Without wanting to be too controversial, there seems to be a lot of posts on how to grow a new lawn, revive an old one, what's the best grass, how to kill the weeds in it without the grass etc etc. So many people want a perfect area of flat, healthy green looking, grass with nothing growing in it. Especially it would seem, the dreaded 'clover'.
Sure we cut our grass regularly (well, perhaps monthly when it's growing...) and we use the mulch function on our mower. But we don't feed it. It gets plenty of nutrients from being remulched and from the leaves that fall off our gums, or the fruit from the trees that we don't find. It is strong and healthy and doesn't suffer from extended dry periods. We wouldn't even consider wasting water on it.
Yet, ask me what kind of grass it was and I'd say... grass. Mostly. I think. Maybe 20% other things...?

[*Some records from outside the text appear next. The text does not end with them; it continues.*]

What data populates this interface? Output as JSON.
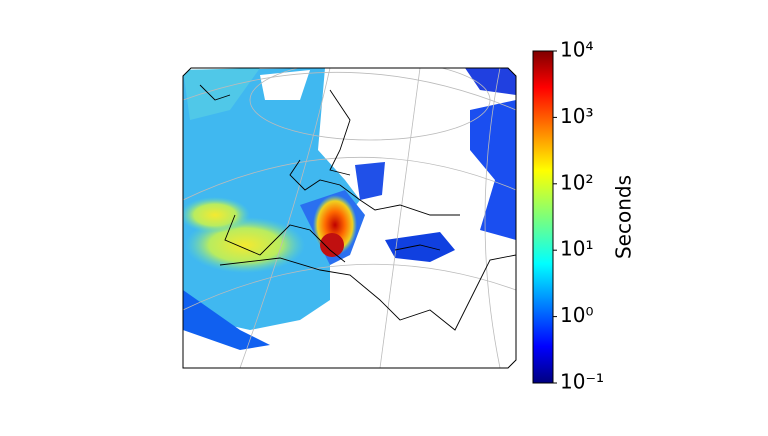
{
  "colorbar": {
    "label": "Seconds",
    "scale": "log",
    "lim": [
      0.1,
      10000
    ],
    "ticks": [
      {
        "value": 0.1,
        "label": "10⁻¹"
      },
      {
        "value": 1,
        "label": "10⁰"
      },
      {
        "value": 10,
        "label": "10¹"
      },
      {
        "value": 100,
        "label": "10²"
      },
      {
        "value": 1000,
        "label": "10³"
      },
      {
        "value": 10000,
        "label": "10⁴"
      }
    ]
  }
}
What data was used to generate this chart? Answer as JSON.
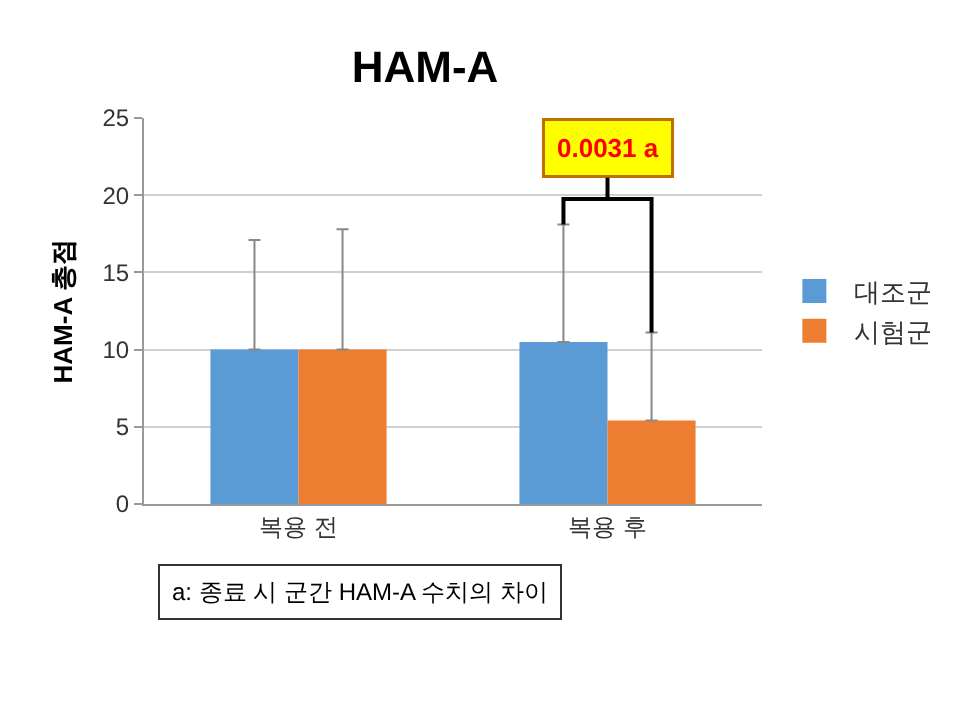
{
  "chart_data": {
    "type": "bar",
    "title": "HAM-A",
    "ylabel": "HAM-A 총점",
    "categories": [
      "복용 전",
      "복용 후"
    ],
    "series": [
      {
        "name": "대조군",
        "color": "#5b9bd5",
        "values": [
          10,
          10.5
        ],
        "errors": [
          [
            10,
            17.1
          ],
          [
            10.5,
            18.1
          ]
        ]
      },
      {
        "name": "시험군",
        "color": "#ed7d31",
        "values": [
          10,
          5.4
        ],
        "errors": [
          [
            10,
            17.8
          ],
          [
            5.4,
            11.1
          ]
        ]
      }
    ],
    "ylim": [
      0,
      25
    ],
    "yticks": [
      0,
      5,
      10,
      15,
      20,
      25
    ],
    "grid": "y",
    "legend": "right",
    "annotations": [
      "0.0031 a",
      "a: 종료 시 군간 HAM-A 수치의 차이"
    ]
  }
}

In my mind though, a 'lawn' is one of the most attractive and inviting areas of a garden. And not because of it's perfect looks. Yep, our 'lawn' is full of 'weeds'. Patches of crabgrass, couch, clover, oxalis, catsears, hawksbeard, maybe a few true dandelions, who knows what else
But we love it and wouldn't consider treating it with a herbicide!
A lawn (or in my case, more a meadow!) is where my children play and discover, almost daily, a new flower that my eldest will rush to show me. It's where the bees buzz in my ear as I sit reading to my baby, whilst her sister chases butterflies. It provides a soft landing when my eldest plays on her slide, or falls of her mini trampoline. It's the jungle where her elephants and dinosaurs live. The food source for her 'hungry, hungry herbivore' crocodile. The long wavy grass that goes swishy swashy whilst she hunts for bears (usually a cat )
It's where our cats pretend to be hunting tigers, stalking their prey (usually each other!) and where small mammals or lizards hide so they don't get eaten. This is where the ants forage, climbing to the tip of a blade of grass and waving round precariously, before running down the other side. It's where the jumping spiders run around and watch cautiously as my daughter carefully tries to encourage them onto a stick so she can see them better.
It's where the kookaburras dive to when they see something particularly tasty and where the cockatoos strut around looking for wild strawberries. It's where the possums play hunt the plum or fig, when they drop the one they were eating and it's where the field crickets sing from at night. It's where the snails retreat to in the morning, after a night of feasting on everlasting daisies and the basil that I'm desperately trying to get to survive all this rain!